A low laugh slipped from his lips. “That is so very you.”
“Me?” I cried.
He thought I looked like a cursed apple?!
“Yes,” he answered, laughing again—a sound so unexpected, so pure, it almost seemed out of place coming from him. “You’re bold, and though clumsy, you’re afraid of nothing.”
I smiled. I was afraid of many things, but I couldn’t bring myself to correct him. I liked the way he saw me.
“As despicable as humanity is in my eyes, I don’t want to condemn it entirely. Chaos began with Zelda and me… it must end with us. I nearly gave in to the cursed part of me… until someone reminded me I still had a choice.”
I sniffed. “Yeun?”
He swallowed, looking away. “Yeun, indeed,” he said dryly, as though the very name irritated him. “He wanted to serve me, not the other way around. A more acceptable arrangement.”
“Maybe you’re actually a good person, deep down,” I teased, raising a brow.
He turned to me, incredulous, as if the very idea was so absurd it didn’t deserve a reply.
“How did you manage to escape?”
“I had help.” He cleared his throat, his tone brisk and deliberately evasive. (Clearly, he had no intention of saying more.) “You too, in a way, escaped her.”
I tilted my head to the side. “What do you mean?”
“You resisted. This sugary appearance… perhaps it protects you. That’s my theory, at least.”
“My crystallization… protects me? That’s ridiculous.”
He stepped closer, his shadow swallowing the flickering candlelight.
“Not when you think about it. Has it ever harmed you, or is it more a physical manifestation of what you feel and inflict upon yourself? When your life is on the line, you crystallize completely. You freeze before anything can break you. But when it’s your emotions that overwhelm you, you lose sugar. And when you doubt, the curse darkens.”
I lowered my eyes to my hands, where grains of sugar sparkled faintly. I thought back to what Nyla had once told me. That I would turn into a burnt soufflé if I didn’t watch over my heart. At the time, it had seemed like an overblown metaphor. But now…
“Everything leads me to believe your heart found a way to speak to you. To show you its pain. To force you to face what you refused to admit.”
I dared to lift my gaze to him. He was so close I could drown in the velvet depths of his pupils, where shards of icy lilac glimmered. It was as if he were searching in me for something I didn’t yet know myself. He wasn’t touching me, but he lit that languid blaze that flushed my cheeks.
“I can keep anyone else from harming your heart and hold them at bay. But against you, I can do nothing. If there is one heart worth something, it is yours, Lempicka.”
A barely audible crack. A filigree of sugar had just fissured across my wrist. Everything in me screamed not to get attached. But how could I fight my own heart, when it already beat in chains? I swallowed hard, snatched a sugarplum quickly from the tray, and raised it toward him.
“So, do you want a bite?”
Arawn’s lips stretched into a thin smile. “It would seem you’ve discovered my weakness.”
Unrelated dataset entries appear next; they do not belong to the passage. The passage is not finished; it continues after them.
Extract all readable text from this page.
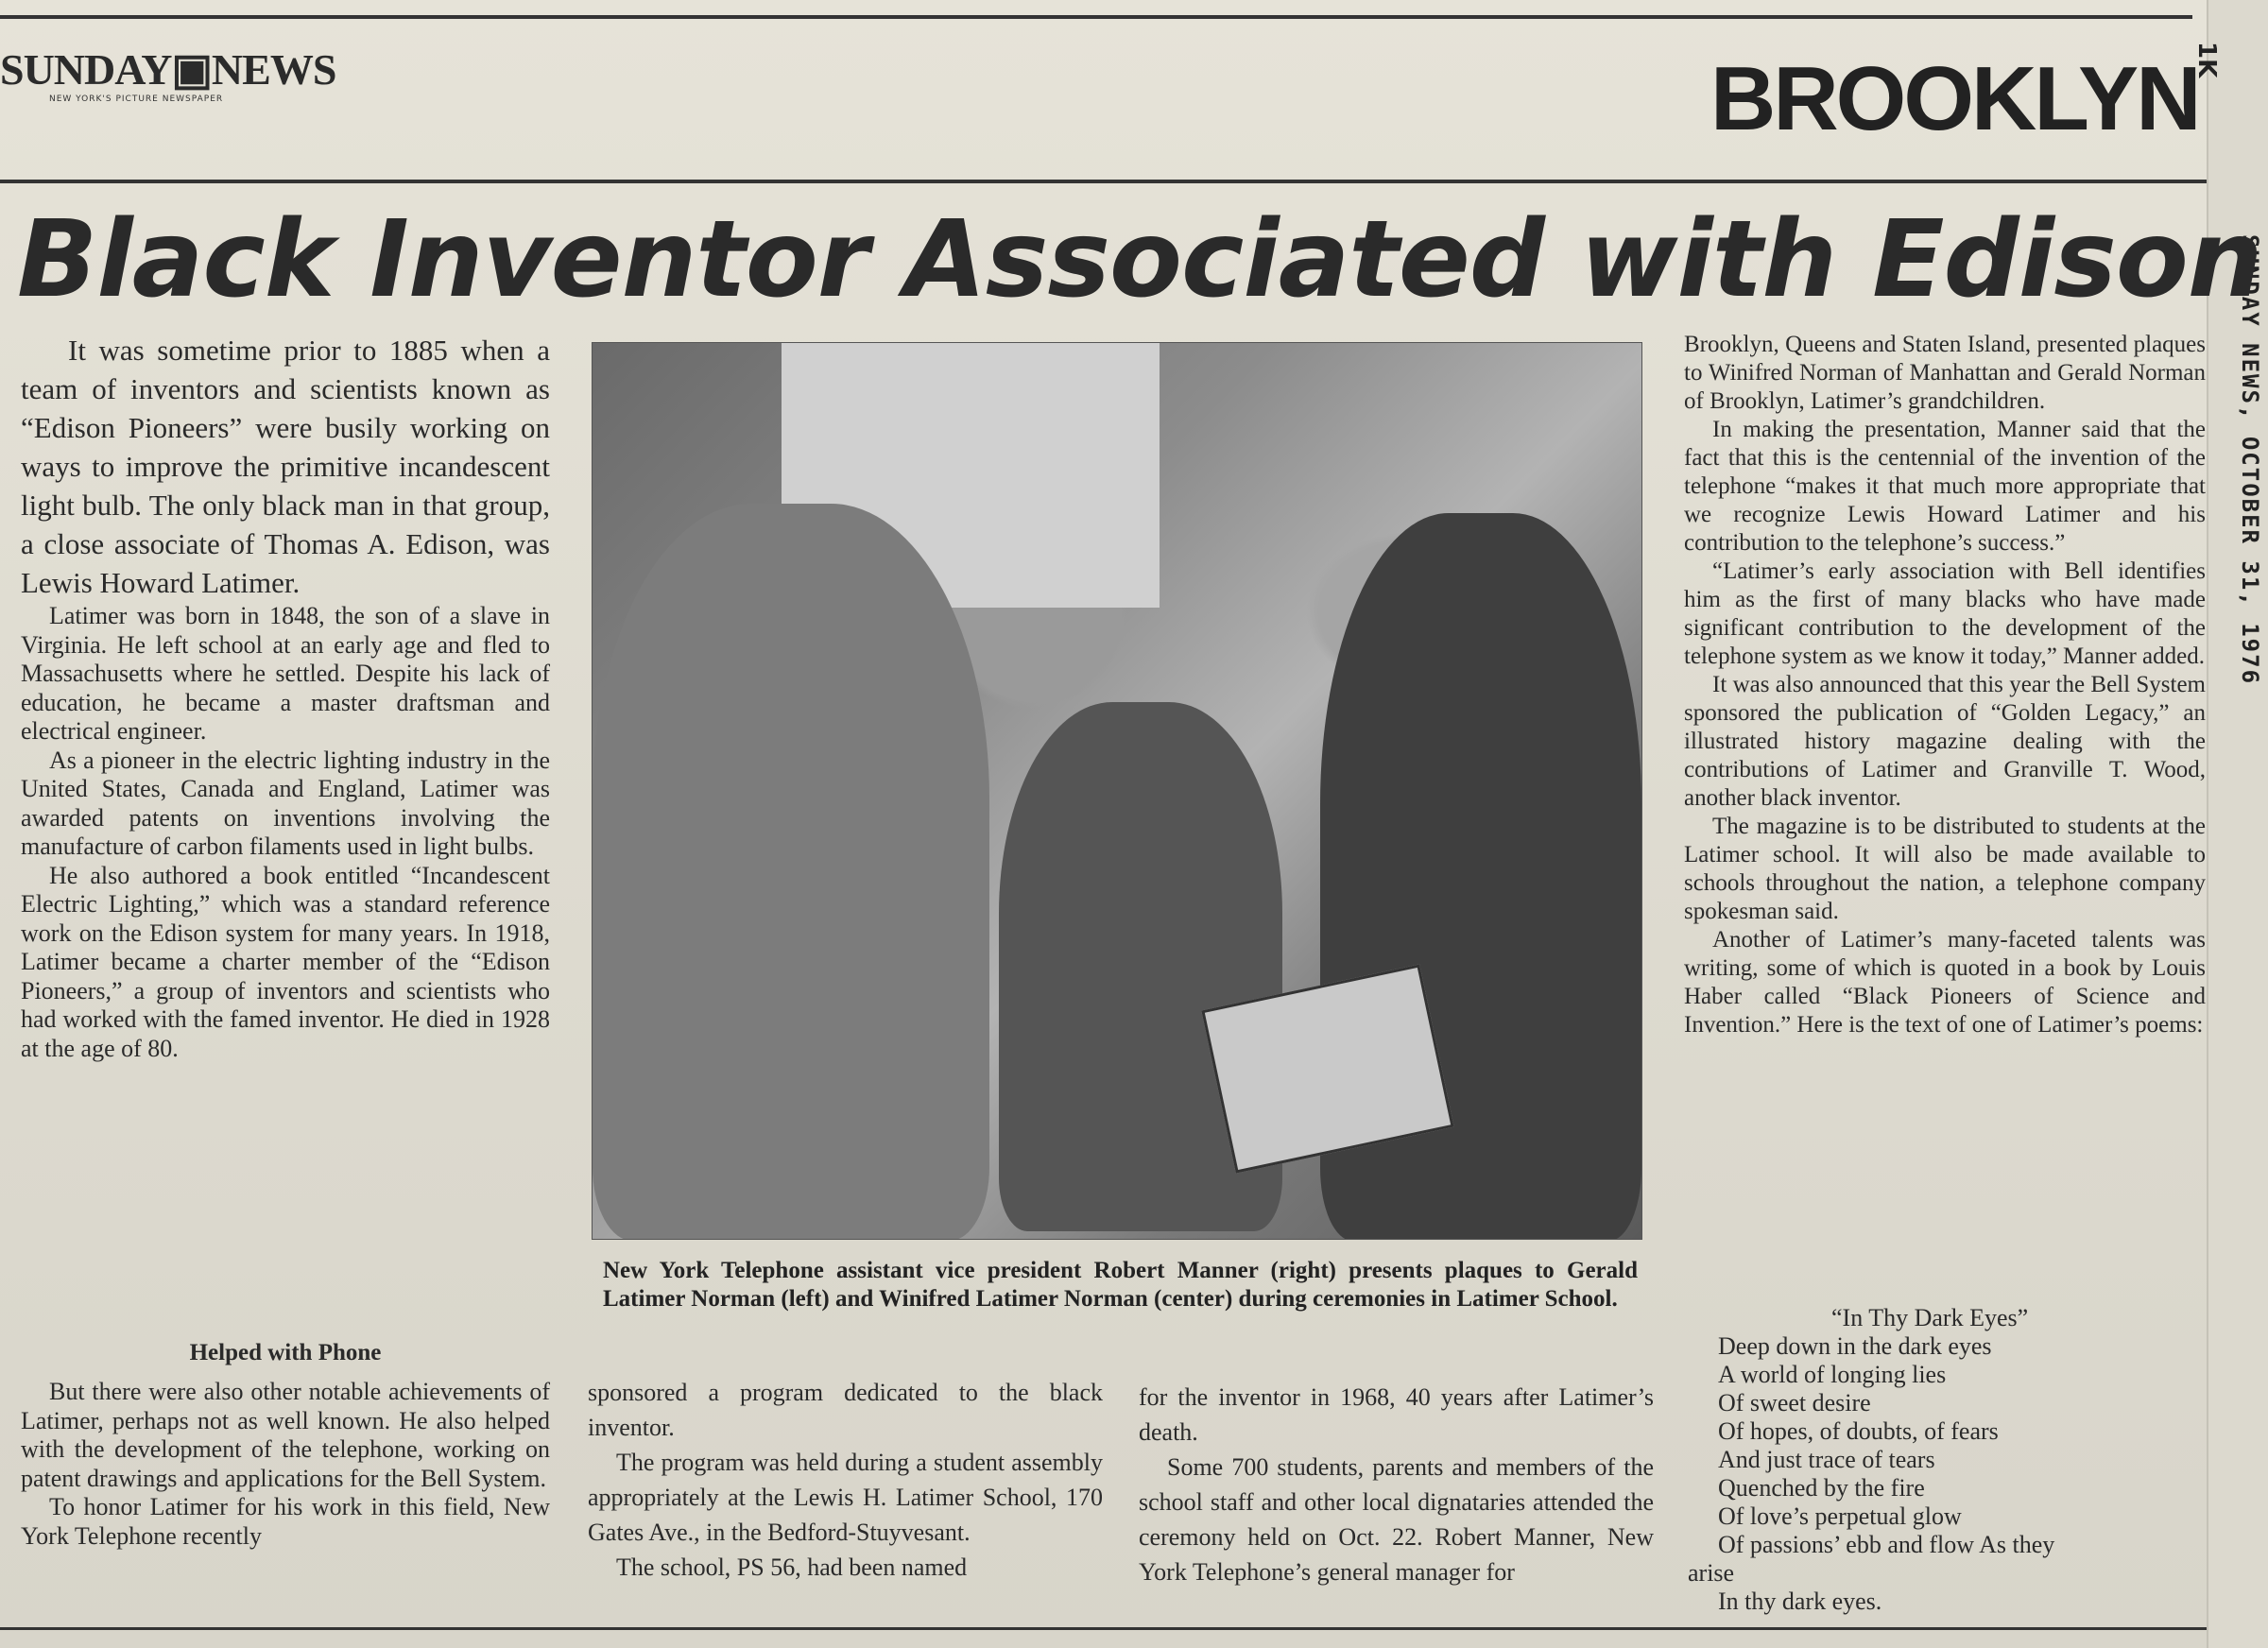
SUNDAY▣NEWS
NEW YORK'S PICTURE NEWSPAPER	BROOKLYN
1K
SUNDAY NEWS, OCTOBER 31, 1976
Black Inventor Associated with Edison

It was sometime prior to 1885 when a team of inventors and scientists known as “Edison Pioneers” were busily working on ways to improve the primitive incandescent light bulb. The only black man in that group, a close associate of Thomas A. Edison, was Lewis Howard Latimer.

Latimer was born in 1848, the son of a slave in Virginia. He left school at an early age and fled to Massachusetts where he settled. Despite his lack of education, he became a master draftsman and electrical engineer.

As a pioneer in the electric lighting industry in the United States, Canada and England, Latimer was awarded patents on inventions involving the manufacture of carbon filaments used in light bulbs.

He also authored a book entitled “Incandescent Electric Lighting,” which was a standard reference work on the Edison system for many years. In 1918, Latimer became a charter member of the “Edison Pioneers,” a group of inventors and scientists who had worked with the famed inventor. He died in 1928 at the age of 80.

Helped with Phone

But there were also other notable achievements of Latimer, perhaps not as well known. He also helped with the development of the telephone, working on patent drawings and applications for the Bell System.

To honor Latimer for his work in this field, New York Telephone recently

New York Telephone assistant vice president Robert Manner (right) presents plaques to Gerald Latimer Norman (left) and Winifred Latimer Norman (center) during ceremonies in Latimer School.

sponsored a program dedicated to the black inventor.

The program was held during a student assembly appropriately at the Lewis H. Latimer School, 170 Gates Ave., in the Bedford-Stuyvesant.

The school, PS 56, had been named

for the inventor in 1968, 40 years after Latimer’s death.

Some 700 students, parents and members of the school staff and other local dignataries attended the ceremony held on Oct. 22. Robert Manner, New York Telephone’s general manager for

Brooklyn, Queens and Staten Island, presented plaques to Winifred Norman of Manhattan and Gerald Norman of Brooklyn, Latimer’s grandchildren.

In making the presentation, Manner said that the fact that this is the centennial of the invention of the telephone “makes it that much more appropriate that we recognize Lewis Howard Latimer and his contribution to the telephone’s success.”

“Latimer’s early association with Bell identifies him as the first of many blacks who have made significant contribution to the development of the telephone system as we know it today,” Manner added.

It was also announced that this year the Bell System sponsored the publication of “Golden Legacy,” an illustrated history magazine dealing with the contributions of Latimer and Granville T. Wood, another black inventor.

The magazine is to be distributed to students at the Latimer school. It will also be made available to schools throughout the nation, a telephone company spokesman said.

Another of Latimer’s many-faceted talents was writing, some of which is quoted in a book by Louis Haber called “Black Pioneers of Science and Invention.” Here is the text of one of Latimer’s poems:

“In Thy Dark Eyes”
Deep down in the dark eyes
A world of longing lies
Of sweet desire
Of hopes, of doubts, of fears
And just trace of tears
Quenched by the fire
Of love’s perpetual glow
Of passions’ ebb and flow As they
arise
In thy dark eyes.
His hand closed around my wrist. Not with force. Just enough to send a shiver rushing up my arm.
He guided the confection slowly toward himself, never once breaking eye contact.
A gaze too intense, too deliberate, too…
dangerous. Then, he leaned in. His breath brushed my wrist before his lips parted, his bite slow, measured.
His fangs grazed the sugar, and I could have sworn he lingered.
That his tongue tasted the confection… but also my skin.
When he drew back, he licked the corner of his lips.
“I would say,” he murmured, his voice a mixture of velvet and shadow, “that you are far more talented than you think, my Sugarplum.”